The Washington Times reports that Rep. Jim Sensenbrenner, author of the REAL ID Act, opposes legislation to close a loophole in that law that currently permits states to adopt the Spitzer plan of separate licenses for illegal aliens. (The law’s minimum standards for driver’s licenses are required only for documents to be accepted for federal-mandated purposes, like boarding an airplane). He says:
I do not believe it is constitutional for the federal government to tell the states who they can issue driver’s licenses to and who they can’t issue driver’s licenses to.
Of course, any effort to change the current arrangement would not so much ban giving licenses to illegals as deny highway funding to those states that do so.

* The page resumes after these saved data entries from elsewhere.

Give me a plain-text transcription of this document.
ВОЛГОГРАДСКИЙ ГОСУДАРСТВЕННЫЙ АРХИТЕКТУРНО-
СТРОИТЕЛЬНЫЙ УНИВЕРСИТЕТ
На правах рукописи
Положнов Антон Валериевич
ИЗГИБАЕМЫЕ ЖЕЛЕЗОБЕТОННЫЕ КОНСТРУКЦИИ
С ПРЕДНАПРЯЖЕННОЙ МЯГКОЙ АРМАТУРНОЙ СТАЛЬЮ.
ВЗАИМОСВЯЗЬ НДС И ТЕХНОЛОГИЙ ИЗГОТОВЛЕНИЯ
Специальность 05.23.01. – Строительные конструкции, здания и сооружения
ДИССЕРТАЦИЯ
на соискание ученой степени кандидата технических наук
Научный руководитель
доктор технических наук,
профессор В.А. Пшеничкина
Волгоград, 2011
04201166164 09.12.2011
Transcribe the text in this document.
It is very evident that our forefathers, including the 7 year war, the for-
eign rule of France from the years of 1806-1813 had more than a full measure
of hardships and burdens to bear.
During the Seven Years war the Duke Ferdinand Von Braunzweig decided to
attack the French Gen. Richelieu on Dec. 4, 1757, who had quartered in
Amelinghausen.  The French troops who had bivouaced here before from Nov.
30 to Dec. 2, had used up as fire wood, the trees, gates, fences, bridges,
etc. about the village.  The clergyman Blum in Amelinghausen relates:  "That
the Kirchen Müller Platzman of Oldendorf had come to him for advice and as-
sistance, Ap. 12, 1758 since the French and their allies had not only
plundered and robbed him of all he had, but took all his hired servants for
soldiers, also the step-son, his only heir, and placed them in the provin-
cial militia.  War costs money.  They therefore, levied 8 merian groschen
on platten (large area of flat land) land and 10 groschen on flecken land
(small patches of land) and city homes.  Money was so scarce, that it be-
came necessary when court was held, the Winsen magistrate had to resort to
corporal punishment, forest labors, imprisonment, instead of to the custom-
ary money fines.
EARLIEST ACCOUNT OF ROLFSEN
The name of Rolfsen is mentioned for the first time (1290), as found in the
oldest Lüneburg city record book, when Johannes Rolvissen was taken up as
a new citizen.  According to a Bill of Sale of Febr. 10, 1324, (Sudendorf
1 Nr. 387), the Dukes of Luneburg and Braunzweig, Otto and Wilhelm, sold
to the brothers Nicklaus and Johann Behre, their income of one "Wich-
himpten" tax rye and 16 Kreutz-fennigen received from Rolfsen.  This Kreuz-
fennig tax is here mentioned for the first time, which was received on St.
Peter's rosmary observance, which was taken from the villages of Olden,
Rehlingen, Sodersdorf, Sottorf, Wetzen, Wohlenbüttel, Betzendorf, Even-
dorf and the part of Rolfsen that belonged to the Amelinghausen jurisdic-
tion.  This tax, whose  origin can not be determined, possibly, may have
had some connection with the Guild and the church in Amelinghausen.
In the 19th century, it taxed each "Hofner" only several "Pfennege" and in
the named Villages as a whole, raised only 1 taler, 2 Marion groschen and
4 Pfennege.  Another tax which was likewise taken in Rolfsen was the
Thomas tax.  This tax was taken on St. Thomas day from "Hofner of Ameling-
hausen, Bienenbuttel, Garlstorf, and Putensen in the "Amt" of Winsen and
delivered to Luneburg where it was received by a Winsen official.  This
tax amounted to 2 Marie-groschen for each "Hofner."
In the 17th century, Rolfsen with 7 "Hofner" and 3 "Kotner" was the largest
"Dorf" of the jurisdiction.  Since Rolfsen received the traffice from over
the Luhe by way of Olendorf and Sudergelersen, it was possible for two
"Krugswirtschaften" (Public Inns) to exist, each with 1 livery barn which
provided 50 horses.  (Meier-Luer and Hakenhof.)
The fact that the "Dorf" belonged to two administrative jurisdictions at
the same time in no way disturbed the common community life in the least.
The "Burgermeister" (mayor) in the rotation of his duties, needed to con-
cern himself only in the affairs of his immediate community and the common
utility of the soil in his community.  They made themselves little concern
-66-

The feds do this all the time, usually for matters that really are no business of the federal government. For instance, in 1984 Congress passed the National Minimum Drinking-Age Act, tying highway funds to the state drinking age. Personally, I think that was a stupid idea, but Jim Sensenbrenner didn’t object to it — a journal article on the bill (not online) reports that the House, where Sensenbrenner was in his third term, adopted the measure by voice vote as an amendment to a transportation bill. Why was it OK then to tell states they were not to let 18-year-olds have a beer but it’s “unconstitutional” now to prevent states from giving a de facto amnesty to illegal aliens?